Improvement of the electromechanical performance of carboxymethylcellulose-based actuators by graphene nanoplatelet loading

• Published in: Cellulose (London) Vol. 22; no. 5; pp. 3251 - 3260
• Main Authors: Ozdemir, Okan, Karakuzu, Ramazan, Sarikanat, Mehmet, Seki, Yoldas, Akar, Emine, Cetin, Levent, Yilmaz, Ozgun Cem, Sever, Kutlay, Sen, Ibrahim, Gurses, Baris Oguz
• Format: Journal Article
• Language: English
• Published: Dordrecht Springer Netherlands 01.10.2015; Springer Nature B.V
• Subjects: Actuators; Bioorganic Chemistry; Ceramics; Chemistry; Chemistry and Materials Science; Composites; Excitation; Fourier transforms; Glass; Graphene; Infrared analysis; Mechanical properties; Modulus of elasticity; Natural Materials; Organic Chemistry; Original Paper; Physical Chemistry; Polymer Sciences; Scanning electron microscopy; Sustainable Development; Tensile tests; Thermogravimetric analysis; Ultimate tensile strength; Mechanical properties; Carboxymethylcellulose; Graphene; Smart materials; Electromechanical properties
• ISSN: 0969-0239; 1572-882X
• DOI: 10.1007/s10570-015-0702-3

In this article, the effects of graphene loading (0.1, 0.2, 0.3 wt%) on both the electromechanical and mechanical properties of carboxymethylcellulose (CMC)-based actuators were investigated.
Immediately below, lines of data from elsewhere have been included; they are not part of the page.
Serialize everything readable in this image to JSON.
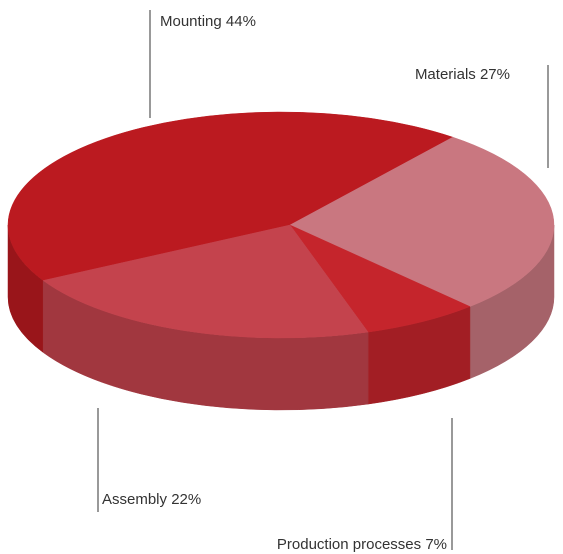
{
  "chart_data": {
    "type": "pie",
    "categories": [
      "Mounting",
      "Materials",
      "Production processes",
      "Assembly"
    ],
    "values": [
      44,
      27,
      7,
      22
    ],
    "value_labels": [
      "44%",
      "27%",
      "7%",
      "22%"
    ],
    "colors": [
      "#bb1a20",
      "#c97780",
      "#c5252c",
      "#c4434d"
    ]
  }
}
CMC-based graphene-loaded actuators were prepared by using 1-butyl-3-methylimidazolium bromide. The synthesized graphene-loaded actuators were characterized by Fourier transform infrared, X-ray diffraction analysis, thermogravimetric analysis, scanning electron microscopy, and tensile tests. Electromechanical properties of the actuators were obtained under DC excitation voltages of 1, 3, 5, and 7 V with a laser displacement sensor. According to the obtained results, the ultimate tensile strength of CMC-based actuators containing 0.3 wt% graphene was higher than that of unloaded actuators by approximately 72.8 %. In addition, the Young’s modulus value of the graphene-loaded actuators increased continuously with increasing graphene content. Under a DC excitation voltage of 5 V, the maximum tip displacement of 0.2 wt% graphene-loaded actuators increased by about 15 % compared to unloaded actuators.